Memorandum submitted by Professor Mick Moore (Institute of Development Studies)

  1.  In recent years, there has been a great deal of discussion in aid donor circles, followed by quite a few agreements and resolutions, about improving donor performance around the set of issues labelled "coordination for aid effectiveness". Two concepts about how aid effectiveness could be improved have been central to this debate: (a) coordination (mainly of donor activities) and (b) recipient ownership.

  2.  I fully respect the motives behind the push toward coordination and ownership. But I believe that this agenda will not work, for three reasons: (a) it is to some degree misconceived (b) the two objectives are to some degree contradictory and (c) more important, change will not happen fast to keep pace with the scale of the problems.

  3.  Contradictory? If it happens at all, coordination will largely be on donor terms.

  4.  Coordination.
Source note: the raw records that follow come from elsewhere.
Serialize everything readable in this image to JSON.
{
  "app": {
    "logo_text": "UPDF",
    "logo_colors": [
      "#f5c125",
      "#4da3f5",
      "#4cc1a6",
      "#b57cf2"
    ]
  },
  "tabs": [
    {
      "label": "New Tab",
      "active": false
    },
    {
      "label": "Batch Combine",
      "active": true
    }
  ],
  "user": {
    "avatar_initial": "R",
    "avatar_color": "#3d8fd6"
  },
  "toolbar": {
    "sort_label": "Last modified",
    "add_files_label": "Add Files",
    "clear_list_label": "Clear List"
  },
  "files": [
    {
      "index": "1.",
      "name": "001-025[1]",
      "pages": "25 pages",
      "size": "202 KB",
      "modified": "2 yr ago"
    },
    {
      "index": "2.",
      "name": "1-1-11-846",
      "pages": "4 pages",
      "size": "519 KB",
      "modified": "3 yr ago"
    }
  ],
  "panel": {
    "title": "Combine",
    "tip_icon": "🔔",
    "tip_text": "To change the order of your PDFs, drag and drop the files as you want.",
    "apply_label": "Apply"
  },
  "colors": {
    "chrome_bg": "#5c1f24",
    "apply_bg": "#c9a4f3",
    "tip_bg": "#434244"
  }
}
Yes, the channelling of aid through a growing number of channels, each with its own modalities, does impose major costs ("transactions costs") on recipients. It is good in principle to harmonise procedures and try to reduce the number of channels. But this is a deeply rooted problem, which is getting worse even as we appear to be trying to deal with it. The number of aid channels has been increasing steadily since the 1970s. The growth has probably accelerated recently. More evidently, the new aid donors (China and other fast-growing middle income countries that were "traditionally" aid recipient; the big private foundations) have made the field much more diverse. The system is now out of control. The Western donors' club (OECD DAC) can no longer coordinate it. As the ODI evidence shows, progress by the Western aid donors even in meeting their own commitments to coordination (Paris Declaration and after) is painfully slow, and sometimes even contrarian (see references to "common funds"). Worse, the ODI evidence suggests that "coordination" has not reduced the burden of "transactions costs" imposed on recipient governments. One can imagine it worsening the problem. It is far from clear that it was ever sensible to expect the institutionally fragile governments—which largely overlap with those who get a lot of aid, from many different donors—to be able to take the lead and coordinate. Even if they could do that, we might be guilty of further focusing the attention of their high level politicians and public servants on getting and spending aid, when they should be focusing on promoting development.
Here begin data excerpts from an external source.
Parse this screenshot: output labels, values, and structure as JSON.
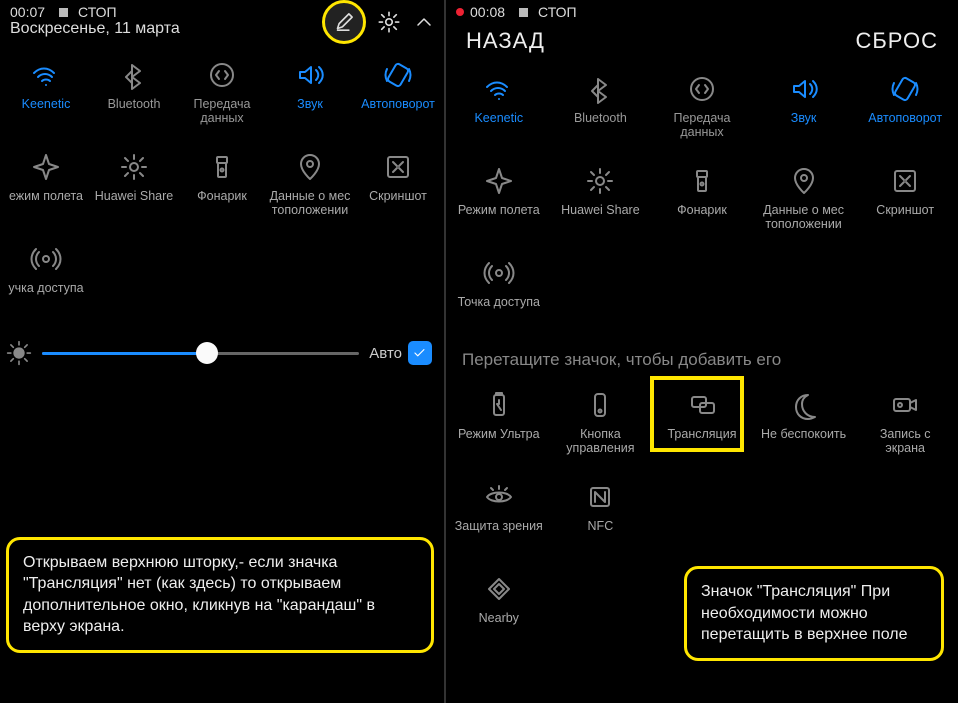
{
  "left": {
    "status_time": "00:07",
    "status_rec": "СТОП",
    "date": "Воскресенье, 11 марта",
    "brightness_auto_label": "Авто",
    "callout": "Открываем верхнюю шторку,- если значка \"Трансляция\" нет (как здесь) то открываем дополнительное окно, кликнув на \"карандаш\" в верху экрана.",
    "tiles_row1": [
      {
        "label": "Keenetic",
        "active": true,
        "icon": "wifi"
      },
      {
        "label": "Bluetooth",
        "active": false,
        "icon": "bluetooth"
      },
      {
        "label": "Передача данных",
        "active": false,
        "icon": "data"
      },
      {
        "label": "Звук",
        "active": true,
        "icon": "sound"
      },
      {
        "label": "Автоповорот",
        "active": true,
        "icon": "rotate"
      }
    ],
    "tiles_row2": [
      {
        "label": "ежим полета",
        "icon": "plane"
      },
      {
        "label": "Huawei Share",
        "icon": "share"
      },
      {
        "label": "Фонарик",
        "icon": "torch"
      },
      {
        "label": "Данные о мес тоположении",
        "icon": "location"
      },
      {
        "label": "Скриншот",
        "icon": "screenshot"
      }
    ],
    "tiles_row3": [
      {
        "label": "учка доступа",
        "icon": "hotspot"
      }
    ]
  },
  "right": {
    "status_time": "00:08",
    "status_rec": "СТОП",
    "back_label": "НАЗАД",
    "reset_label": "СБРОС",
    "drag_hint": "Перетащите значок, чтобы добавить его",
    "callout": "Значок \"Трансляция\" При необходимости можно перетащить в верхнее поле",
    "tiles_row1": [
      {
        "label": "Keenetic",
        "active": true,
        "icon": "wifi"
      },
      {
        "label": "Bluetooth",
        "active": false,
        "icon": "bluetooth"
      },
      {
        "label": "Передача данных",
        "active": false,
        "icon": "data"
      },
      {
        "label": "Звук",
        "active": true,
        "icon": "sound"
      },
      {
        "label": "Автоповорот",
        "active": true,
        "icon": "rotate"
      }
    ],
    "tiles_row2": [
      {
        "label": "Режим полета",
        "icon": "plane"
      },
      {
        "label": "Huawei Share",
        "icon": "share"
      },
      {
        "label": "Фонарик",
        "icon": "torch"
      },
      {
        "label": "Данные о мес тоположении",
        "icon": "location"
      },
      {
        "label": "Скриншот",
        "icon": "screenshot"
      }
    ],
    "tiles_row3": [
      {
        "label": "Точка доступа",
        "icon": "hotspot"
      }
    ],
    "extra_row1": [
      {
        "label": "Режим Ультра",
        "icon": "battery"
      },
      {
        "label": "Кнопка управления",
        "icon": "navdot"
      },
      {
        "label": "Трансляция",
        "icon": "cast"
      },
      {
        "label": "Не беспокоить",
        "icon": "moon"
      },
      {
        "label": "Запись с экрана",
        "icon": "record"
      }
    ],
    "extra_row2": [
      {
        "label": "Защита зрения",
        "icon": "eye"
      },
      {
        "label": "NFC",
        "icon": "nfc"
      }
    ],
    "extra_row3": [
      {
        "label": "Nearby",
        "icon": "nearby"
      }
    ]
  }
}
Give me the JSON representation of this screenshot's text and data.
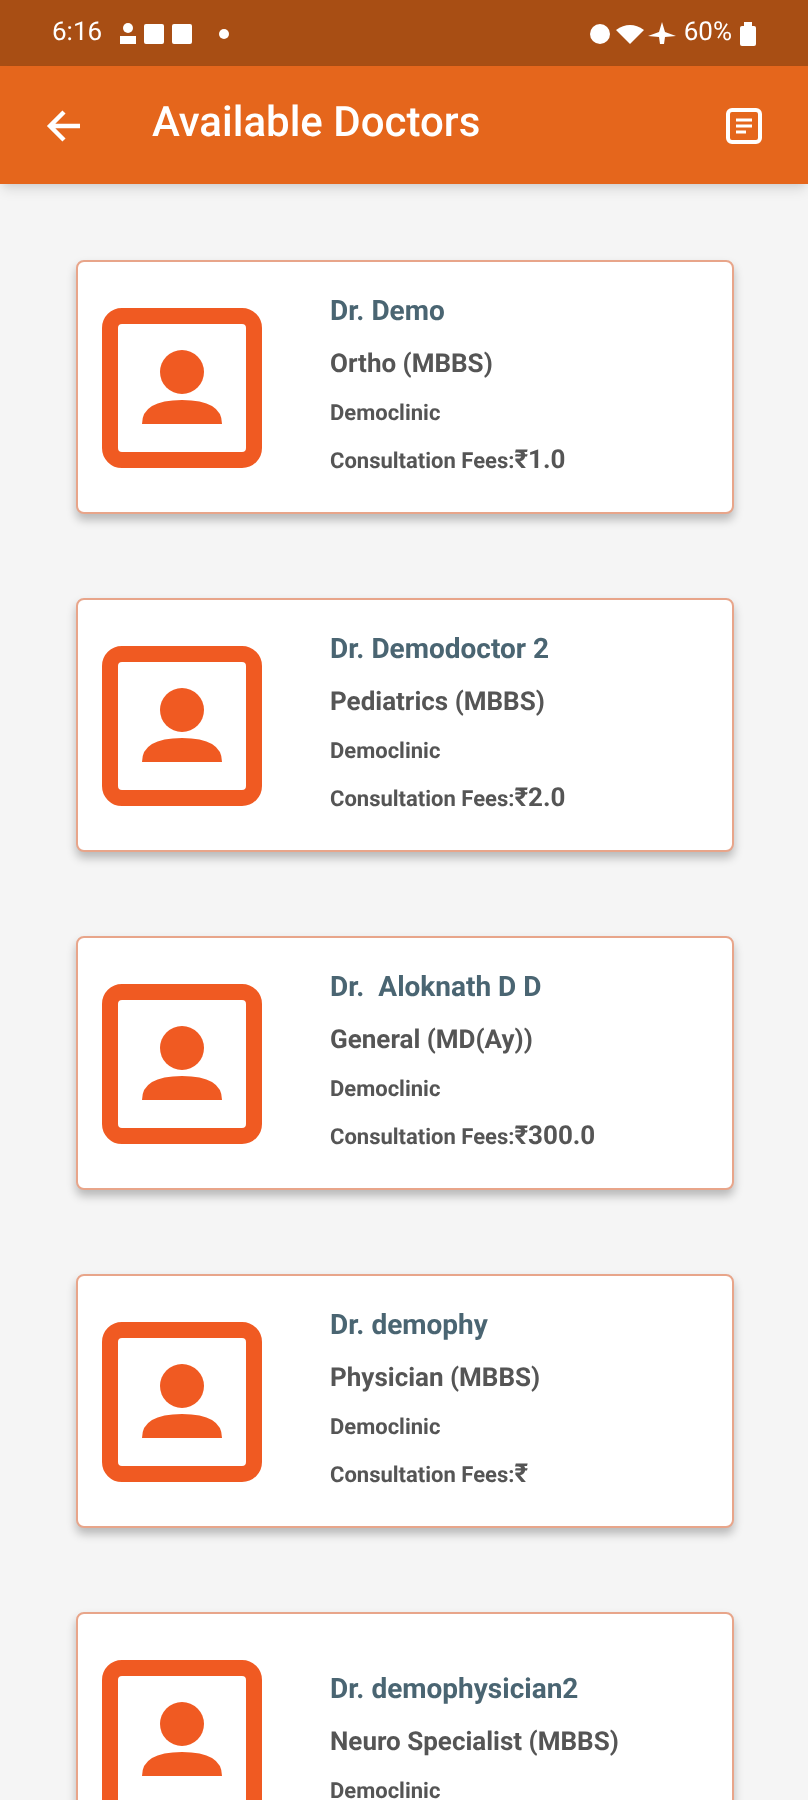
{
  "status_bar": {
    "time": "6:16",
    "battery": "60%"
  },
  "app_bar": {
    "title": "Available Doctors"
  },
  "doctors": [
    {
      "name": "Dr. Demo",
      "specialty": "Ortho (MBBS)",
      "clinic": "Democlinic",
      "fees_label": "Consultation Fees:",
      "fees": "₹1.0"
    },
    {
      "name": "Dr. Demodoctor 2",
      "specialty": "Pediatrics (MBBS)",
      "clinic": "Democlinic",
      "fees_label": "Consultation Fees:",
      "fees": "₹2.0"
    },
    {
      "name": "Dr.  Aloknath D D",
      "specialty": "General (MD(Ay))",
      "clinic": "Democlinic",
      "fees_label": "Consultation Fees:",
      "fees": "₹300.0"
    },
    {
      "name": "Dr. demophy",
      "specialty": "Physician (MBBS)",
      "clinic": "Democlinic",
      "fees_label": "Consultation Fees:",
      "fees": "₹"
    },
    {
      "name": "Dr. demophysician2",
      "specialty": "Neuro Specialist (MBBS)",
      "clinic": "Democlinic"
    }
  ]
}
  5.  Ownership. The term both addresses a real problem, but is a fudge. People still argue about what it means, and how one measures it. It is a politically convenient way of signalling a general concern—and one that is very appealing to recipient governments. It does not relate directly to what should be our central concern: the quality of aid. And, as Paul Collier has very usefully pointed out, it tends to obscure the fact that many of the best uses of aid are regional rather than country-focused, especially in relation to infrastructure. We don't want the Government of Kenya entirely to "own" the Kenyan aid programme, if that discourages it from working with other governments in the region.
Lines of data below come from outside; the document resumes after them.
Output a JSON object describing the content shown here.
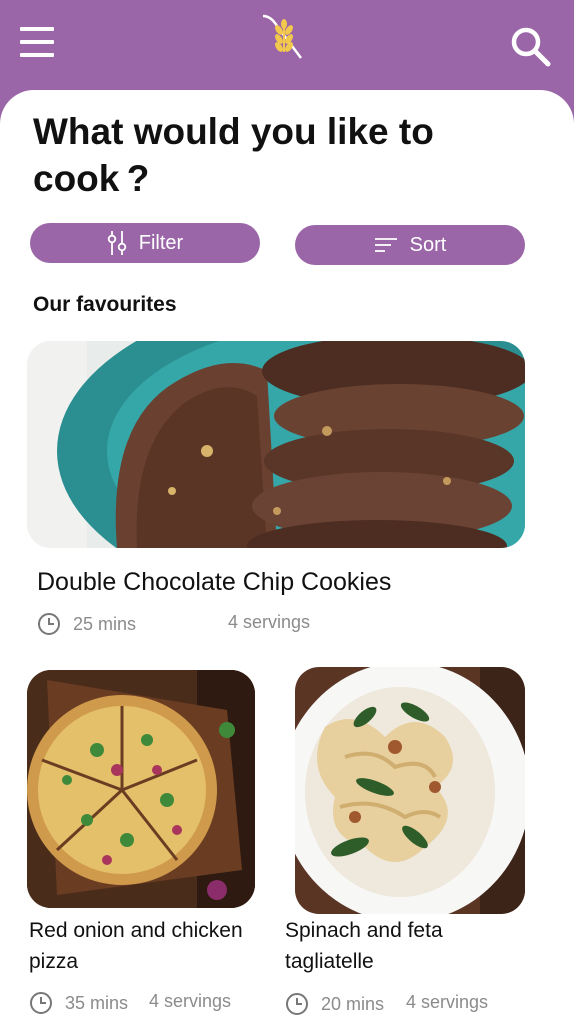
{
  "header": {
    "menu_icon": "hamburger-menu-icon",
    "logo_icon": "wheat-logo-icon",
    "search_icon": "search-icon"
  },
  "heading": "What would you like to cook ?",
  "buttons": {
    "filter": "Filter",
    "sort": "Sort"
  },
  "section_title": "Our favourites",
  "recipes": [
    {
      "title": "Double Chocolate Chip Cookies",
      "time": "25 mins",
      "servings": "4 servings"
    },
    {
      "title": "Red onion and chicken pizza",
      "time": "35 mins",
      "servings": "4 servings"
    },
    {
      "title": "Spinach and feta tagliatelle",
      "time": "20 mins",
      "servings": "4 servings"
    }
  ],
  "colors": {
    "brand": "#9a66a8",
    "logo_gold": "#f2c94c",
    "text": "#111111",
    "meta_text": "#8b8b8b"
  }
}
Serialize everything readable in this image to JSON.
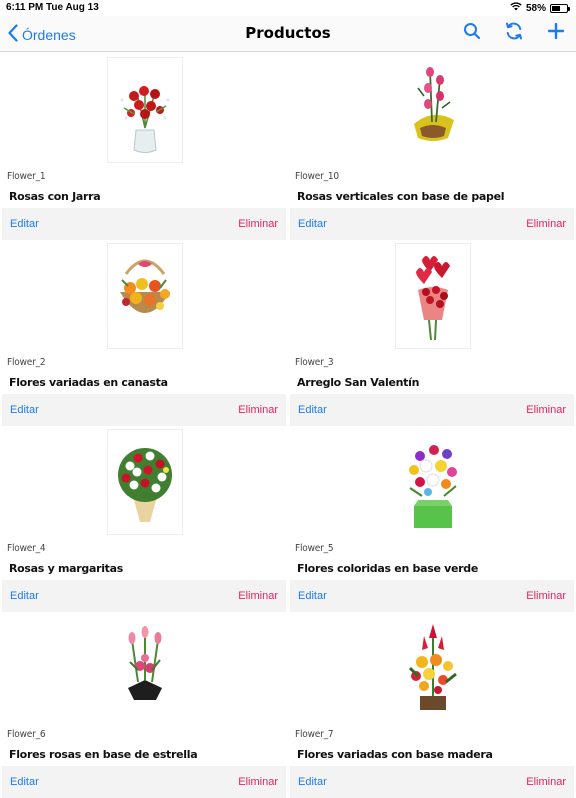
{
  "status": {
    "time": "6:11 PM",
    "date": "Tue Aug 13",
    "battery": "58%",
    "battery_level": 0.58
  },
  "nav": {
    "back_label": "Órdenes",
    "title": "Productos"
  },
  "colors": {
    "accent": "#1a7bf2",
    "delete": "#e0245e"
  },
  "products": [
    {
      "code": "Flower_1",
      "name": "Rosas con Jarra",
      "edit": "Editar",
      "delete": "Eliminar"
    },
    {
      "code": "Flower_10",
      "name": "Rosas verticales con base de papel",
      "edit": "Editar",
      "delete": "Eliminar"
    },
    {
      "code": "Flower_2",
      "name": "Flores variadas en canasta",
      "edit": "Editar",
      "delete": "Eliminar"
    },
    {
      "code": "Flower_3",
      "name": "Arreglo San Valentín",
      "edit": "Editar",
      "delete": "Eliminar"
    },
    {
      "code": "Flower_4",
      "name": "Rosas y margaritas",
      "edit": "Editar",
      "delete": "Eliminar"
    },
    {
      "code": "Flower_5",
      "name": "Flores coloridas en base verde",
      "edit": "Editar",
      "delete": "Eliminar"
    },
    {
      "code": "Flower_6",
      "name": "Flores rosas en base de estrella",
      "edit": "Editar",
      "delete": "Eliminar"
    },
    {
      "code": "Flower_7",
      "name": "Flores variadas con base madera",
      "edit": "Editar",
      "delete": "Eliminar"
    }
  ]
}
  6.  The current bundle of coordination-ownership reforms are (a) partly misconceived and (b) are likely to continue to roll out at a snail's pace - while the aid environment is changing much faster. Neither existing aid agencies, recipient governments, nor the donor governments who give aid for geo-strategic reasons have strong interests in accelerating reform. Why should they oppose a system characterised by (a) generous budgets, (b) so many overlapping agencies, activities and programmes that it is very hard to attribute either causality or blame, and (c) limited independent evaluation?

7.   Policy implications?

  (i)  At the national/individual donor level: Do not expect very much of the current coordination-ownership agenda, and focus wherever possible on improving the quality of aid.

  (ii)  At the global level: Concentrate on building up a powerful system of independent evaluation, along the lines of the new International Initiative for Impact Evaluation, that should (a) provide aid-takers with information so that they can better choose among the increasing range of aid channels at their disposal and thereby (b) provide the aid-giving agencies with more tangible incentives to perform well.